Mon Dec 4th through Sat the 9th, 2017 at Long Beach Convention Center
Overall I think the proposed method is interesting. The results are quite good and the attention maps seem to illustrate these gains might be due to improved attention mechanisms and not simply increased model capacity. I found the writing to be a bit weak and sometimes a bit confusing, though I imagine given more time the authors could improve the submission appropriately.
- Interesting model with good results.
- Thorough qualitative and quantitative experiments.
- I'm fairly impressed by the shift between unary/pairwise attentions and the final attention. Though I would have liked to see marginalized trinary attention maps somewhere as well. Did I miss these in the text or supplement?
- As I said above, I found the writing / presentation a bit jumbled at times.
- The novelty here feels a bit limited. Undoubtedly the architecture is more complex than and outperforms the MCB for VQA model , but much of this added complexity is simply repeating the intuition of  at higher (trinary) and lower (unary) orders. I don't think this is a huge problem, but I would suggest the authors clarify these contributions (and any I may have missed).
- I don't think the probabilistic connection is drawn very well. It doesn't seem to be made formally enough to take it as anything more than motivational which is fine, but I would suggest the authors either cement this connection more formally or adjust the language to clarify.
- Figure 2 is at an odd level of abstraction where it is not detailed enough to understand the network's functionality but also not abstract enough to easily capture the outline of the approach.

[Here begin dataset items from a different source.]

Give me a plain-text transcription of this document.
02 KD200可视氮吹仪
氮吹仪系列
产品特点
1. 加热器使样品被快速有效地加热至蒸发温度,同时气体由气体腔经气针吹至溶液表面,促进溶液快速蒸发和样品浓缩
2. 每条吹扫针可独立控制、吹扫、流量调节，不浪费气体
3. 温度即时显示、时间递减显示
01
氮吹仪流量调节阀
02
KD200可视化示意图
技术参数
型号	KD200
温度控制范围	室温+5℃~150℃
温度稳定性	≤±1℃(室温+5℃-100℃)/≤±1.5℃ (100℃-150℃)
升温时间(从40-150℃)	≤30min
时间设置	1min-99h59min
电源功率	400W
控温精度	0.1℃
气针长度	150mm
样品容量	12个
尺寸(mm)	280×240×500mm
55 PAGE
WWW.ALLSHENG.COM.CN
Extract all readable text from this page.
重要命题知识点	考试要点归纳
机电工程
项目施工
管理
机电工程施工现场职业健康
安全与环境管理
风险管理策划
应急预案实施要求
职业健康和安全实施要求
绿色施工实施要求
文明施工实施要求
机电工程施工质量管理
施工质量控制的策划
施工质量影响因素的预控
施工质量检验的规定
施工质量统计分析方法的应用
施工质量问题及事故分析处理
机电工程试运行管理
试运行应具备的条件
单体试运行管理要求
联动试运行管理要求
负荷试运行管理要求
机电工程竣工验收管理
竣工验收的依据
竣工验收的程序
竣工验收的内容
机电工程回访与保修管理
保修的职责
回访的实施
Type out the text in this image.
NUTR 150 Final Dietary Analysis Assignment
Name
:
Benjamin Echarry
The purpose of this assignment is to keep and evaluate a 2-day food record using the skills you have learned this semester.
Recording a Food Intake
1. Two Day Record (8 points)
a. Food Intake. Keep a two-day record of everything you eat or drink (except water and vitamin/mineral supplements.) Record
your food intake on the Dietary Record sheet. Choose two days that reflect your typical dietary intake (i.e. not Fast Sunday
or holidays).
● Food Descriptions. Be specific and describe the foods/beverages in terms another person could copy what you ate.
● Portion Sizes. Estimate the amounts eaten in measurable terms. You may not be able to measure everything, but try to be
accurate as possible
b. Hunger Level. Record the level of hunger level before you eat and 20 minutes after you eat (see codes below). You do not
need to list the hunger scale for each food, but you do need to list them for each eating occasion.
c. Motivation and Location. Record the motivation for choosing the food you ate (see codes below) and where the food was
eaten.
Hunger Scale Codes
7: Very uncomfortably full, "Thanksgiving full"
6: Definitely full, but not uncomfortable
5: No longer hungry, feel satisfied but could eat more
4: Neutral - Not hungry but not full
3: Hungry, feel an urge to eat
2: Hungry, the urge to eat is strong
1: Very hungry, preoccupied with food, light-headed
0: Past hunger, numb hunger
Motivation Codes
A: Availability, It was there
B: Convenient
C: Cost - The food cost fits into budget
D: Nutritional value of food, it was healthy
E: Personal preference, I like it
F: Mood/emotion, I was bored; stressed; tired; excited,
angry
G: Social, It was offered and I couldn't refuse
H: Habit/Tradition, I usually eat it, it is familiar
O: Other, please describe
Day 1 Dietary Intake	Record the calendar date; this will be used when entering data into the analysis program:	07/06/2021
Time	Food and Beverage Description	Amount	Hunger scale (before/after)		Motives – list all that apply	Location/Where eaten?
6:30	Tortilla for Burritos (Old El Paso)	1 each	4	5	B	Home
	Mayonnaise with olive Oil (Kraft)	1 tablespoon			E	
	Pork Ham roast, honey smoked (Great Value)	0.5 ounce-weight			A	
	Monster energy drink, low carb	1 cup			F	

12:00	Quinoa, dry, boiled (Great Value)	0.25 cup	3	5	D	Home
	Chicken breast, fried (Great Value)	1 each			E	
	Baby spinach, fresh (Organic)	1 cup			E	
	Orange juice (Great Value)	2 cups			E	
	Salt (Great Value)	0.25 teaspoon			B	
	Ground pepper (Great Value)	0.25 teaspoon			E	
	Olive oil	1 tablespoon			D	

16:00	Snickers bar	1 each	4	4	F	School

I would suggest trying to simplify this figure to emphasize the unary/pairwise/trinary potential generation more clearly.
- Figure 3 is never referenced unless I missed it.
Some things I'm curious about:
- What values were learned for the linear coefficients for combining the marginalized potentials in equations (1)? It would be interesting if different modalities took advantage of different potential orders.
- I find it interesting that the 2-Modalities Unary+Pairwise model under-performs MCB  despite such a similar architecture. I was disappointed that there was not much discussion about this in the text. Any intuition into this result? Is it related to swap to the MCB / MCT decision computation modules?
- The discussion of using sequential MCB vs a single MCT layers for the decision head was quite interesting, but no results were shown. Could the authors speak a bit about what was observed?
The paper presents a novel method to model attention on the image and the question for the task of Visual Question Answering (VQA). The main novelty lies in proposing a generic formulation of attention for multiple modalities – a combination of unary, pairwise and ternary potentials for 3 modalities (image, question and answer) in VQA. The proposed approach is evaluated on the VQA dataset and outperforms existing models when ternary potentials are used.
1. A generic formulation of attention for multimodal problems that is not specific to a particular task is useful because especially if it can be shown to generalize to more than one task.
2. The ablation study showing the performance without ternary potential is useful to understand how much ternary potential helps.
3. The paper is clearly written.
1. The approach mentions attention over 3 modalities – image, question and answer. However, it is not clear what attention over answers mean because most of the answers are single words and even if they are multiword, they are treated as single word. The paper does not present any visualizations for attention over answers. So, I would like the authors to clarify this.
2. From the results in table 1, it seems that the main improvement in the proposed model is coming from the ternary potential. Without the ternary potential, the proposed model is not outperforming the existing models for 2 modalities setup (except HieCoAtt). So, I would like the authors to throw light into this.
3. Since ternary potential seems to be the main factor in the performance improvement of the proposed model, I would like the authors to compare the proposed model with existing models where answers are also used as inputs such as Revisiting Visual Question Answering Baselines (Jabri et al., ECCV16).
4. The paper lacks any discussion on failure cases of the proposed model. It would be insightful to look into the failure modes so that future research can be guided accordingly.
5. Other errors/typos:
a. L38: mechanism -> mechanisms
b. L237 mentions that the evaluation is on validation set. However Table 1 reports numbers on the test-dev and test-std sets?
Although the authors' response to the concern of "Proposed model not outperforming existing models for 2 modalities" does not sound satisfactory to me due to lack of quantitative evidence, I would like to recommend acceptance because of the generic attention framework for multiple modalities being proposed in the paper and quantitative results of 3-modality attention outperforming SOTA. The quantitative evaluation of the proposed model's attention maps against human attention maps (reported in the rebuttal) also looks good and suggests that the attention maps are more correlation with human maps' than existing models. Although, we don't know what this correlation value is for SOTA models such as MCB, I think it is still significantly better than that for HieCoAtt.
I have a question about one of the responses from the authors --
> Authors' response -- “MCB vs. MCT”: MCT is a generic extension of MCB for n-modalities. Specifically for VQA the 3-MCT setup yields 68.4% on test-dev where 2-layer MCB yields 69.4%. We tested other combinations of more than 2-modalities MCB and found them to yield inferior results.
Are the numbers swapped here? 69.4% should be for 3-MCT, right? Also, the MCB overall performance in table 1 is 68.6%. So, not sure which number the authors are referring to when they report 68.4%.